Giornata mondiale contro la tratta degli esseri umani

“L’infanzia è a rischio! Non più bambini, non esseri umani, ma veicoli – diventano strumenti – a beneficio del più forte. Spesso convinti da una promessa di benessere, una prigione mascherata. Si tratta di una maglia intricata che stringe e costringe i genitori – il bisognoso – a continuare pur di sopravvivere. Tutto questo è molto più vicino a noi di quanto sembri: il numero di minori in povertà in Campania è in aumento; la frattura creatasi non resta esclusivamente economica, ma si lega inevitabilmente alle scarse opportunità pedagogiche”.
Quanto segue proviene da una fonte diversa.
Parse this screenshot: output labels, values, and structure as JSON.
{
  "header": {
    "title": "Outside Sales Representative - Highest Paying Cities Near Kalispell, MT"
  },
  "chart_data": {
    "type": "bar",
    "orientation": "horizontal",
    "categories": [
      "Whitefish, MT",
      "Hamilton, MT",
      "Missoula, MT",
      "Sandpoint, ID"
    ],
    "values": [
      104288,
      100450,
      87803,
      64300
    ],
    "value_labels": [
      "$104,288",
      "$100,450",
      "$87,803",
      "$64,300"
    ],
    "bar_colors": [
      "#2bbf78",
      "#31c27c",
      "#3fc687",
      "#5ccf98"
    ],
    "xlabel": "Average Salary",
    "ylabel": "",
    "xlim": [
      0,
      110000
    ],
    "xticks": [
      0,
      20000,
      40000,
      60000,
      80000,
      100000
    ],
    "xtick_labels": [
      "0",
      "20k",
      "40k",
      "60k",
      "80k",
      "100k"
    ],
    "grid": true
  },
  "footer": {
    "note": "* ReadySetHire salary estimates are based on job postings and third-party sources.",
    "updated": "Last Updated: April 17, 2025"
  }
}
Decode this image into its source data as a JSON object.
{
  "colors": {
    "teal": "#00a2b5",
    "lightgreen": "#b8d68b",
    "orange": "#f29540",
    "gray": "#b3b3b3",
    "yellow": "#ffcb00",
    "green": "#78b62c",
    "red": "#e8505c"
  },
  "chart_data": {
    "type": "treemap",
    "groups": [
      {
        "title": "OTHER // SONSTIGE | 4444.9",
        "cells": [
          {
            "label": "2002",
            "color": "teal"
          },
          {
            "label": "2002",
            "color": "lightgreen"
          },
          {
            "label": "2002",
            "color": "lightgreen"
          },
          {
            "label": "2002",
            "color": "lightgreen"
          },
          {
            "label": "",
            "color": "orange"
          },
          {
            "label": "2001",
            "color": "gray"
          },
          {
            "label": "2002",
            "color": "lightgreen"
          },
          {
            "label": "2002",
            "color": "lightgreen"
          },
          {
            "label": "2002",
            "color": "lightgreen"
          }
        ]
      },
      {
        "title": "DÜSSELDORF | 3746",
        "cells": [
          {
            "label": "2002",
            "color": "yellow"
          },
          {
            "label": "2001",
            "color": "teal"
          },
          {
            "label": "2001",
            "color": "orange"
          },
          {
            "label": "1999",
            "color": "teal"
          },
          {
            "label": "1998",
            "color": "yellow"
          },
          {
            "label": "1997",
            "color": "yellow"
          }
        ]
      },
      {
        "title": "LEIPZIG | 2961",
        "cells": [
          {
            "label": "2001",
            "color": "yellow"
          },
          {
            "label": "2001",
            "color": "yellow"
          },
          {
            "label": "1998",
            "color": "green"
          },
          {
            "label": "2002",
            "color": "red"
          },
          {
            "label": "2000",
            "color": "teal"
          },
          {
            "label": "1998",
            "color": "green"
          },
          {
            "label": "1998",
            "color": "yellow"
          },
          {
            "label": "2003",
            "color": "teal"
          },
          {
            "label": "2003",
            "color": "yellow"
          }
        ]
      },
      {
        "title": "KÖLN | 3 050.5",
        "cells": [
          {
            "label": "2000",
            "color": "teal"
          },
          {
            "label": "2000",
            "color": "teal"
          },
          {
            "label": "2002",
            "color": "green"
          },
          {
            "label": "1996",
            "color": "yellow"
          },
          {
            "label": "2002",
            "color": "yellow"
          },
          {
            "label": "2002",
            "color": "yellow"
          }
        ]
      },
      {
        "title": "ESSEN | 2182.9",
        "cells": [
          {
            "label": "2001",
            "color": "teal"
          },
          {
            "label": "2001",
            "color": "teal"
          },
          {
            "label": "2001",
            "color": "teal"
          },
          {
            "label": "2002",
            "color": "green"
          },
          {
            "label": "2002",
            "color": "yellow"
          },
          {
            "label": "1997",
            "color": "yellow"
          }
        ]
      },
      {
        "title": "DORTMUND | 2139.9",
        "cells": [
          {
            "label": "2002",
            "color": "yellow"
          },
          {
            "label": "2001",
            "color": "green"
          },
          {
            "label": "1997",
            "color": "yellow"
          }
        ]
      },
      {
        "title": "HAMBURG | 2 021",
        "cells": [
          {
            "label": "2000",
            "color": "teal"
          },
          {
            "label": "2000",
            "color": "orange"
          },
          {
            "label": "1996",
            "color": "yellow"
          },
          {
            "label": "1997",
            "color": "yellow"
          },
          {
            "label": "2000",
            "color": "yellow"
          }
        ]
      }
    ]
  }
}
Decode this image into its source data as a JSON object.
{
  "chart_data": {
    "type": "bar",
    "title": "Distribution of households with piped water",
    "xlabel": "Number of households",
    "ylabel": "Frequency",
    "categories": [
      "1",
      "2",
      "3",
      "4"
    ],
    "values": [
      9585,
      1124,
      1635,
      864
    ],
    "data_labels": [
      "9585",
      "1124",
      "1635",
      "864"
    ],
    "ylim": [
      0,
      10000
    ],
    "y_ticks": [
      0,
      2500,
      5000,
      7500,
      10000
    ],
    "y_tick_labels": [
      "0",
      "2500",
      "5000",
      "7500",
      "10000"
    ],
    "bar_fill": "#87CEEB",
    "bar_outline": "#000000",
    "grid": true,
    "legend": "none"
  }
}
E’ il messaggio lanciato, attraverso un video visibile al link  https://youtu.be/XUSBibZYnmA,  dalla cooperativa Sociale Eco Onlus di Sofia Flauto in occasione della Giornata mondiale contro la tratta di esseri umani, istituita dall’Assemblea generale delle Nazioni Unite nel 2013, e che si celebra in tutto il mondo il 30 di luglio con l’intento di sensibilizzare la comunità internazionale sulla situazione delle vittime di tratta e promuovere la difesa dei loro diritti. Nel mondo il 23% delle vittime sono bambine e ragazze. L’Organizzazione Internazionale del Lavoro (ILO) stima che 21 milioni di persone siano vittime del lavoro forzato, qui ricomprese anche le vittime di sfruttamento sessuale. Per Save The Children in Europa 1 vittima su 4 è minorenne.

Sbaglia chi pensa che il problema sia lontano da noi, sbaglia chi pensa che questa giornata non possa essere ricondotta alla nostra quotidianità. Per sollevare questo problema la cooperativa ha realizzato un video denuncia per far capire come la tratta degli schiavi sia più vicina a noi di quanto si pensi.

Oggi in Campania il 37,5% dei bambini vive in condizioni di povertà relativa, un dato ben al di sopra della media nazionale che si attesta al 22%. Una condizione che coinvolge comunque quasi 2 minori su 5 nella regione, e che conferma come il tema della povertà minorile resti una vera emergenza.